Disaster Management Reference Handbook (June 2023) – Bangladesh

Bangladesh’s history – pre- and postindependence – is marked by disasters due to myriad natural and other hazards. The country’s proximity to the Bay of Bengal exposes it to tropical cyclones that form over the Indian Ocean before moving northward and making landfall in South Asia. Storms are the disaster the country most frequently experiences. Bangladesh’s river delta terrain and monsoon climate also combine to pose a considerable flood hazard, which is compounded by storm surge. Floods are the second most frequent disaster to hit the country. Other significant hazards include landslides (often associated with storms and floods), earthquakes, extreme temperature events, and epidemics.

Climate change is already exacerbating Bangladesh’s exposure to climate hazards. While Bangladesh’s average temperature has increased on pace with the global average temperature, the country’s maximum temperatures are increasing more swiftly and are already bringing recordbreaking heat waves in a concerning trend that is anticipated to continue, to the detriment of human health and agricultural production. Climate change is also projected to expose a greater area of the country to tropical cyclones. The good news is that Bangladesh has made incredible progress in preparing for tropical cyclones and has drastically reduced its death toll from hundreds of thousands of people decades ago to dozens of people in recent years. However, there remain challenges as the more vulnerable survivors of storms face loss of livelihoods and risk being pushed further into poverty by multiple, frequent disasters.

Bangladesh’s scientists and authorities are also aware that the country must prepare for earthquakes. While it has experienced small to moderate quakes, the area has not seen a massive earthquake in more than a century. Dhaka and other urban areas are at serious risk if a major quake occurs because unplanned urbanization and building construction do not adhere to the earthquake preparedness code.
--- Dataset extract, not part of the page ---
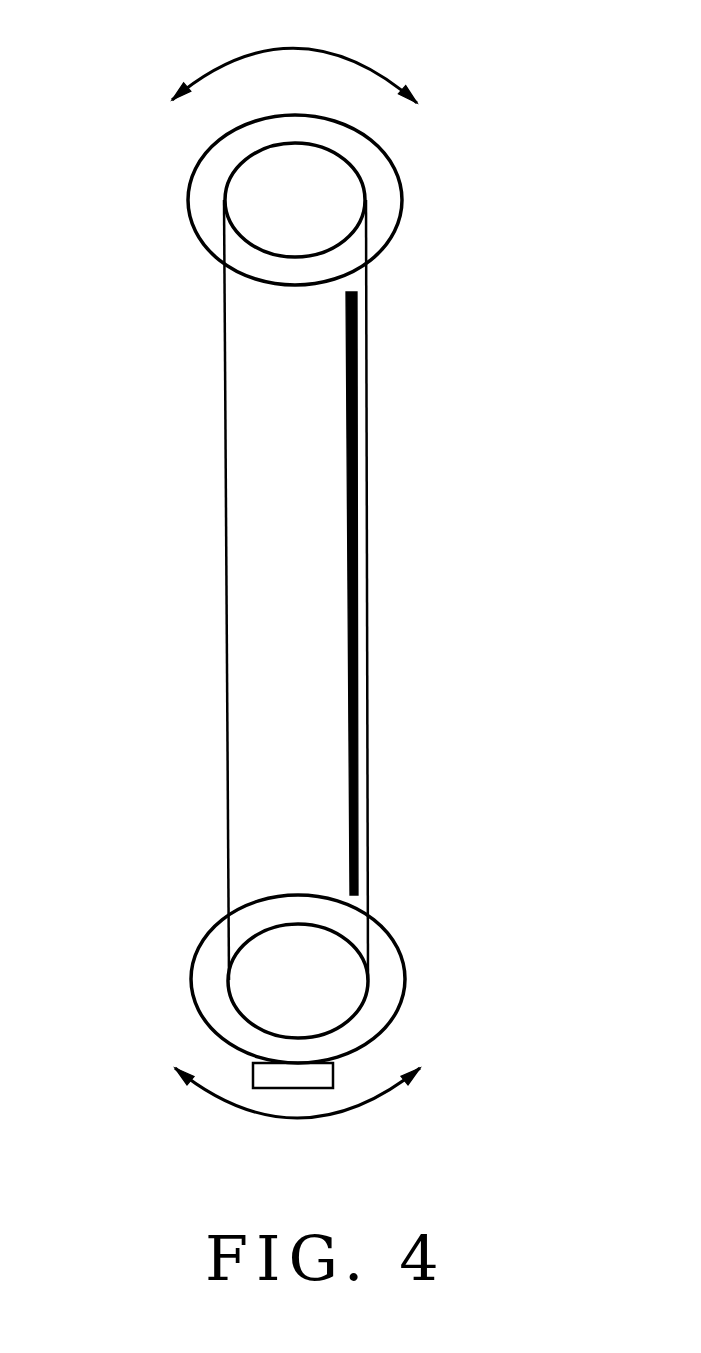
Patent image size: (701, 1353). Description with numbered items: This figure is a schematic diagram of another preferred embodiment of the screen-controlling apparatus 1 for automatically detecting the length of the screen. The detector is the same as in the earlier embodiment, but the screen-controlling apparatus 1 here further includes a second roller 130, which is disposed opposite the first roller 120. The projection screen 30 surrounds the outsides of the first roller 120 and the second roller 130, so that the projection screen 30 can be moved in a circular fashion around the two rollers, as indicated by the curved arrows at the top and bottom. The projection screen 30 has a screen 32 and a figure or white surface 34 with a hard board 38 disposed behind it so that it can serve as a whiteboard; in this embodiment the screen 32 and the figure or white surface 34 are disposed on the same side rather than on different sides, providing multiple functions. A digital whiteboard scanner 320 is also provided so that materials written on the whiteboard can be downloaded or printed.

A survey found that an earthquake of magnitude 7.0 or greater that strikes Dhaka would result in the collapse of tens of thousands of buildings.
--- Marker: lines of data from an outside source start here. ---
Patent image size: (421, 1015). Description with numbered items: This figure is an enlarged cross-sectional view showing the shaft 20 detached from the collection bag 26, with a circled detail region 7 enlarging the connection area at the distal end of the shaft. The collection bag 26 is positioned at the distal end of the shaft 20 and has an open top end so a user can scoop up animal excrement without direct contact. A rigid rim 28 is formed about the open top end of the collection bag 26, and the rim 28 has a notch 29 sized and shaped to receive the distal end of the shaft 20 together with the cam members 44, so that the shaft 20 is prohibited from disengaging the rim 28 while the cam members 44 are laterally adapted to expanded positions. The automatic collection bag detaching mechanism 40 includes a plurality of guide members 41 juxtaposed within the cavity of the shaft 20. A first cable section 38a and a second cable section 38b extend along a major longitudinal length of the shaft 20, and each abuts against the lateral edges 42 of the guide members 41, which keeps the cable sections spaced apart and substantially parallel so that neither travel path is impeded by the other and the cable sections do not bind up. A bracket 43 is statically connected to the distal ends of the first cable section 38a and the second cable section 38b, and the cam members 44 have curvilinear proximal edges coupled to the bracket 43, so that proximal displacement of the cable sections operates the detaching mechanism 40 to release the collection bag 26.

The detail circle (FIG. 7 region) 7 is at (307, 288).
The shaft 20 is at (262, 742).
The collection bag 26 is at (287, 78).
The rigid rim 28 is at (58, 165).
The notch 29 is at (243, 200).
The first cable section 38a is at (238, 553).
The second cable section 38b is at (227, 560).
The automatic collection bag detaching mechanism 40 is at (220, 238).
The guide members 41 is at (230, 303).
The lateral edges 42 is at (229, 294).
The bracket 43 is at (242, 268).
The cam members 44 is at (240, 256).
Many of Bangladesh’s disaster risks are interrelated. Earthquake risks are increased by urbanization. Climate change is partially contributing to urbanization, as rural-urban migration increases when people affected by climate disasters, including flooding, lose their livelihoods and see moving to the city as their best option. Within this context, disaster risks exacerbated by climate change are a major challenge to the country’s continued poverty alleviation and human and economic development. Frequent disasters, simultaneous or successive, are hitting vulnerable populations the hardest. These groups do not have the opportunity to recover from the last disaster before the next one hits. A considerable number of the most vulnerable people in Bangladesh are the nearly one million Rohingya refugees who are not citizens but whose future is entwined with their host country.
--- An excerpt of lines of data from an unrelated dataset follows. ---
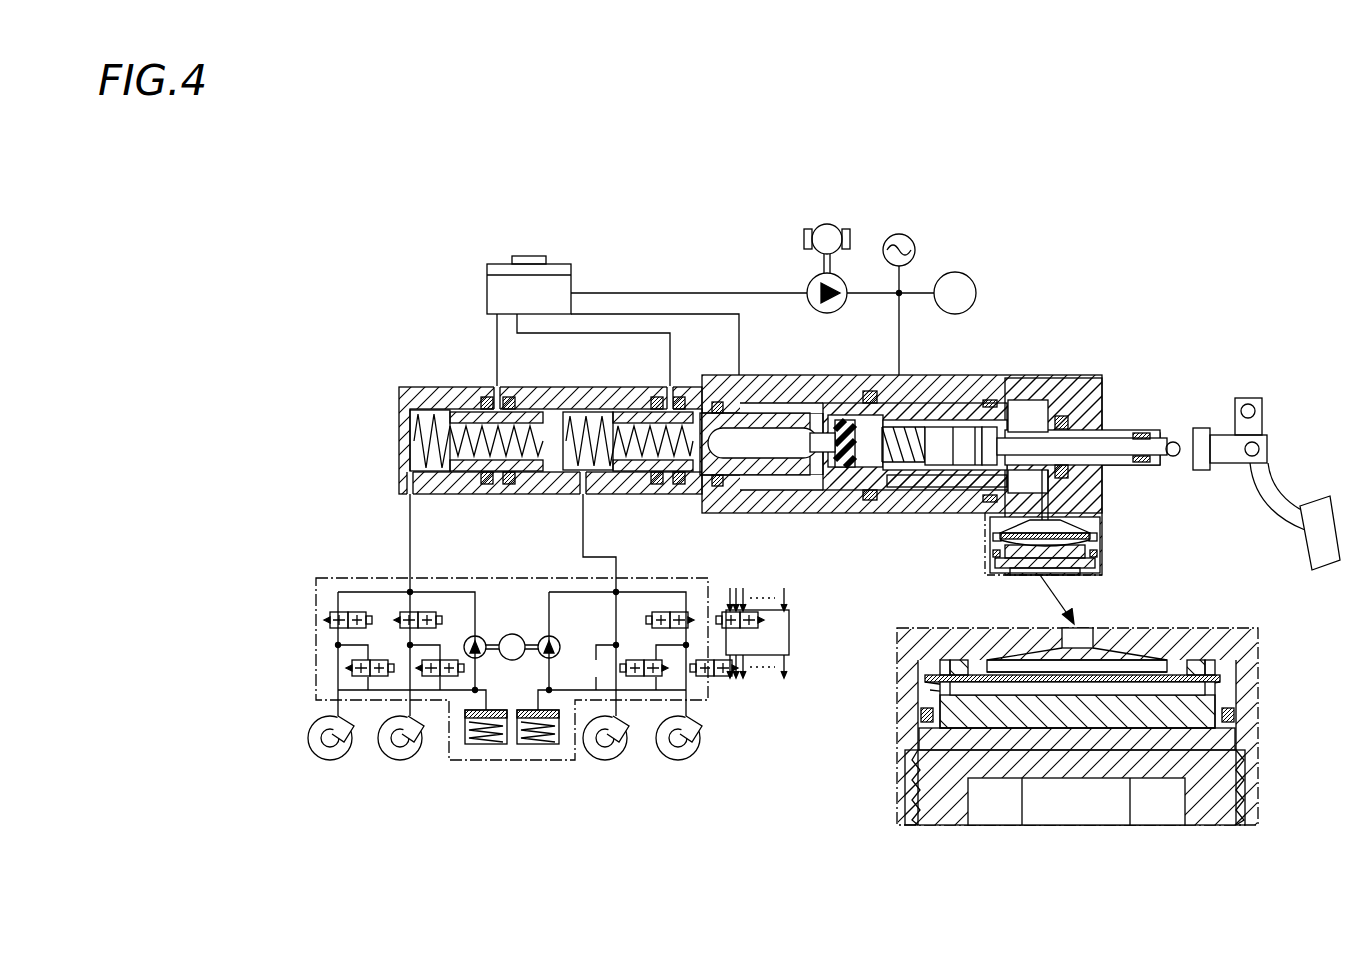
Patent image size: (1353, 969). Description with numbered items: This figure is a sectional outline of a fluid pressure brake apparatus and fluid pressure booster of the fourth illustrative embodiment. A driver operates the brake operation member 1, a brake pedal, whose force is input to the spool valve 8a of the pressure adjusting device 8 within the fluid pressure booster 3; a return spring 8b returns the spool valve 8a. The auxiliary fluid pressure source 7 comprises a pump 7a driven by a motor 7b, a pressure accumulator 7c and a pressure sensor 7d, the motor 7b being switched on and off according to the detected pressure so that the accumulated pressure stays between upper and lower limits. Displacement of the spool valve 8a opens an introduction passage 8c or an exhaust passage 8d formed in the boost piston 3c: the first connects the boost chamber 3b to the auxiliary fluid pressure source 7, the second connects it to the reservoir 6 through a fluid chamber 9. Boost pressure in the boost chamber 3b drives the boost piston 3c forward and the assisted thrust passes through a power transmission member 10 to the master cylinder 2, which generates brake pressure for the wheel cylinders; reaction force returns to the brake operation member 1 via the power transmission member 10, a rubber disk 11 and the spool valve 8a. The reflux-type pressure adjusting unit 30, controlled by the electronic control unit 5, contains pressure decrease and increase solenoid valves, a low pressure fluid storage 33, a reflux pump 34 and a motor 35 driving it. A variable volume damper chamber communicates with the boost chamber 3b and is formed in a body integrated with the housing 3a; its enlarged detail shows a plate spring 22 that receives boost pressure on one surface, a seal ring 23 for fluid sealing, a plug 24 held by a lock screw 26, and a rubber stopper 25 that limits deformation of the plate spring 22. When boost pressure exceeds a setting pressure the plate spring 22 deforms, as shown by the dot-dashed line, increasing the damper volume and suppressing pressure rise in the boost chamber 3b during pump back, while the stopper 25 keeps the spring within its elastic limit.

The brake operation member 1 is at (1320, 505).
The master cylinder 2 is at (572, 434).
The fluid pressure booster 3 is at (940, 456).
The housing 3a is at (1088, 397).
The boost chamber 3b is at (1047, 384).
The boost piston 3c is at (978, 515).
The electronic control unit 5 is at (790, 633).
The reservoir 6 is at (570, 268).
The auxiliary fluid pressure source 7 is at (872, 239).
The pump 7a is at (808, 282).
The motor 7b is at (822, 224).
The pressure accumulator 7c is at (910, 236).
The pressure sensor 7d is at (965, 275).
The pressure adjusting device 8 is at (906, 446).
The spool valve 8a is at (1018, 478).
The return spring 8b is at (878, 420).
The introduction passage 8c is at (962, 420).
The exhaust passage 8d is at (892, 492).
The fluid chamber 9 is at (767, 485).
The power transmission member 10 is at (782, 478).
The rubber disk 11 is at (840, 492).
The plate spring 22 is at (1215, 680).
The seal ring 23 is at (1197, 660).
The plug 24 is at (1220, 742).
The rubber stopper 25 is at (1190, 708).
The lock screw 26 is at (1225, 792).
The reflux-type pressure adjusting unit 30 is at (524, 651).
The low pressure fluid storage 33 is at (530, 743).
The reflux pump 34 is at (478, 636).
The motor 35 is at (520, 634).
Bangladesh is well aware of the cross-cutting nature of disaster challenges and is striving to take a coordinated approach. Under the central National Disaster Management Council (NDMC), headed by the Prime Minister, and the Ministry of Disaster Management and Relief (MoDMR), there is a set of disaster management committees at different administrative levels – i.e., district, upazila, and union; each committee consists of representatives of government, non-government organizations (NGO), and community and vulnerable groups. The disaster management system is legalized by the Standing Orders on Disaster (SOD) and the Disaster Management Act. These two documents specify the roles and responsibilities of each committee in all stages of disasters. The District, Upazila, and Union Disaster Management Committees are responsible for local level disaster management, including initiatives that are related to Climate Change Adaptation (CCA) and Disaster Risk Reduction (DRR).